分析wordcount的源代码,研究MapReduce的运行过程和数据流向。
wordcount源代码
import java.io.IOException;
import java.util.StringTokenizer;
import org.apache.hadoop.conf.Configuration;
import org.apache.hadoop.fs.Path;
import org.apache.hadoop.io.IntWritable;
import org.apache.hadoop.io.Text;
import org.apache.hadoop.mapreduce.Job;
import org.apache.hadoop.mapreduce.Mapper;
import org.apache.hadoop.mapreduce.Reducer;
import org.apache.hadoop.mapreduce.lib.input.FileInputFormat;
import org.apache.hadoop.mapreduce.lib.output.FileOutputFormat;
import org.apache.hadoop.util.GenericOptionsParser;
public class wordcount
{
public static class TokenizerMapper
extends Mapper<Object, Text, Text, IntWritable>
{
private final static IntWritable one = new IntWritable(1);
private Text word = new Text();
public void map(Object key, Text value, Context context)

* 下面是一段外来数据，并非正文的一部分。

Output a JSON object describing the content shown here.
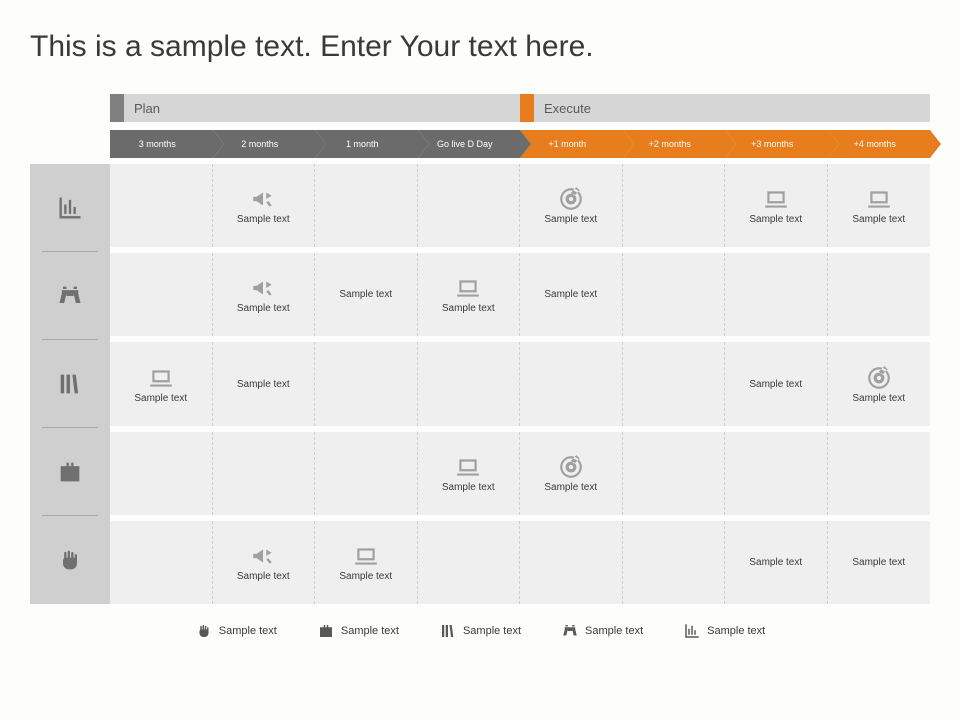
{
  "title": "This is a sample text. Enter Your text here.",
  "phases": {
    "plan": "Plan",
    "execute": "Execute"
  },
  "timeline": [
    {
      "label": "3 months",
      "tone": "gray"
    },
    {
      "label": "2 months",
      "tone": "gray"
    },
    {
      "label": "1 month",
      "tone": "gray"
    },
    {
      "label": "Go live D Day",
      "tone": "gray"
    },
    {
      "label": "+1 month",
      "tone": "orange"
    },
    {
      "label": "+2 months",
      "tone": "orange"
    },
    {
      "label": "+3 months",
      "tone": "orange"
    },
    {
      "label": "+4 months",
      "tone": "orange"
    }
  ],
  "rowIcons": [
    "bar-chart",
    "binoculars",
    "books",
    "briefcase",
    "fist"
  ],
  "matrix": [
    [
      null,
      {
        "icon": "megaphone",
        "label": "Sample text"
      },
      null,
      null,
      {
        "icon": "target",
        "label": "Sample text"
      },
      null,
      {
        "icon": "laptop",
        "label": "Sample text"
      },
      {
        "icon": "laptop",
        "label": "Sample text"
      }
    ],
    [
      null,
      {
        "icon": "megaphone",
        "label": "Sample text"
      },
      {
        "icon": null,
        "label": "Sample text"
      },
      {
        "icon": "laptop",
        "label": "Sample text"
      },
      {
        "icon": null,
        "label": "Sample text"
      },
      null,
      null,
      null
    ],
    [
      {
        "icon": "laptop",
        "label": "Sample text"
      },
      {
        "icon": null,
        "label": "Sample text"
      },
      null,
      null,
      null,
      null,
      {
        "icon": null,
        "label": "Sample text"
      },
      {
        "icon": "target",
        "label": "Sample text"
      }
    ],
    [
      null,
      null,
      null,
      {
        "icon": "laptop",
        "label": "Sample text"
      },
      {
        "icon": "target",
        "label": "Sample text"
      },
      null,
      null,
      null
    ],
    [
      null,
      {
        "icon": "megaphone",
        "label": "Sample text"
      },
      {
        "icon": "laptop",
        "label": "Sample text"
      },
      null,
      null,
      null,
      {
        "icon": null,
        "label": "Sample text"
      },
      {
        "icon": null,
        "label": "Sample text"
      }
    ]
  ],
  "legend": [
    {
      "icon": "fist",
      "label": "Sample text"
    },
    {
      "icon": "briefcase",
      "label": "Sample text"
    },
    {
      "icon": "books",
      "label": "Sample text"
    },
    {
      "icon": "binoculars",
      "label": "Sample text"
    },
    {
      "icon": "bar-chart",
      "label": "Sample text"
    }
  ]
}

throws IOException, InterruptedException
{
StringTokenizer itr = new StringTokenizer(value.toString());
while (itr.hasMoreTokens())
{
word.set(itr.nextToken());
context.write(word, one);
}
}
}
public static class IntSumReducer
extends Reducer<Text,IntWritable,Text,IntWritable>
{
private IntWritable result = new IntWritable();
public void reduce(Text key, Iterable<IntWritable> values, Context context)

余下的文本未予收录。